It would be very kind if someone experienced with limma, especially the functions lmfit and model.matrix , could help me with my questions. Thanks in advance.
I have read the limma userguide (https://www.bioconductor.org/packages/devel/bioc/vignettes/limma/inst/doc/usersguide.pdf) and tried to do it like 17.4 in the userguide.
First I have read in the platform design file from https://www.ncbi.nlm.nih.gov/geo/query/acc.cgi?acc=GPL18948:
> library(limma) > platform <- read.table(file="GPL18948_platform_design_file2.txt", sep="\t")

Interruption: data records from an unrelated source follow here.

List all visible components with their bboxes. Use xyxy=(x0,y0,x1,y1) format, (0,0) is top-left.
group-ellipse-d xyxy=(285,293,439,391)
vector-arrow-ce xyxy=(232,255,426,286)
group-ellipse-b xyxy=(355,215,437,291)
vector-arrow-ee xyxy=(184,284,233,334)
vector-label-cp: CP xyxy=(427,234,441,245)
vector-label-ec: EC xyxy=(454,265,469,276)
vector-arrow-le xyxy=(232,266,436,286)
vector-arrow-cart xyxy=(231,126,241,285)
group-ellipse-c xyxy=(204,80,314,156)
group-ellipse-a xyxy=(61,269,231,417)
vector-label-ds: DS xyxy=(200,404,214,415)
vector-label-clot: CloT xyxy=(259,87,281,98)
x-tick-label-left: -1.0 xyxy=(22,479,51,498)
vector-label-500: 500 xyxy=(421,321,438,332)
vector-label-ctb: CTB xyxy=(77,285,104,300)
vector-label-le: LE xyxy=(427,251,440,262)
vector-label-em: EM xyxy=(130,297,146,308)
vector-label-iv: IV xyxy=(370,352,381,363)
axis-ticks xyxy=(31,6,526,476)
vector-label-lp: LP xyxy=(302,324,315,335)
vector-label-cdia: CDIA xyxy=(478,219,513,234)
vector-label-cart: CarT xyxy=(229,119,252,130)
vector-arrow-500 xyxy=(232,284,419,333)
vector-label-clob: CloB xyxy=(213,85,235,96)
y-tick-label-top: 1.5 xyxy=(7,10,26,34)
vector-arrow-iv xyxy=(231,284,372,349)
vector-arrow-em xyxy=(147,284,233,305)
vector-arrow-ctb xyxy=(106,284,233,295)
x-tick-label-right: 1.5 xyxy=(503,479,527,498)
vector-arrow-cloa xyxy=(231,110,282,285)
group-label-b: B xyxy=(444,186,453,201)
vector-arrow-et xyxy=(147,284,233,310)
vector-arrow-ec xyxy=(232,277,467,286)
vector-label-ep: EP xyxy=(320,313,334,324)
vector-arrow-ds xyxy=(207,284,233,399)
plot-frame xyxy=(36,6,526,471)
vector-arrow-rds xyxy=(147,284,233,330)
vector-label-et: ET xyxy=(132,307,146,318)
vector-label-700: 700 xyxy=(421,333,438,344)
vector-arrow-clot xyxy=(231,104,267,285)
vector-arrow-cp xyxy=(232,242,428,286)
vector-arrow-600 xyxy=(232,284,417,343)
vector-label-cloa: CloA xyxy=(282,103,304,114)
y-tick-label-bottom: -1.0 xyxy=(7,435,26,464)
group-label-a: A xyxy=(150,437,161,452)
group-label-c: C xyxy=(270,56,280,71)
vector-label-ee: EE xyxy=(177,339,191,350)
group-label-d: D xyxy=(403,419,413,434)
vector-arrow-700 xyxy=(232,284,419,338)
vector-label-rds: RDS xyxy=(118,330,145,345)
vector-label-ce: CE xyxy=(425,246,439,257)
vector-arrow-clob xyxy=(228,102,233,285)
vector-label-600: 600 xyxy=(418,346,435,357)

Then I have read in the different RAW files with help of the taget.txt file. Target .txt has the following format:
SampleNumber FileName Condition 1 GSM1436498_Parent_replicate1.txt NONE 2 GSM1436499_Parent_replicate2.txt NONE 3 GSM1436500_CPZ1.txt CPZ 4 GSM1436501_CPZ2.txt CPZ
I read in the data and process it:
> x <- read.maimages(targets, source="agilent.median",green.only=TRUE) > y <- backgroundCorrect(x, method="normexp") > y <- normalizeBetweenArrays(y,method="quantile")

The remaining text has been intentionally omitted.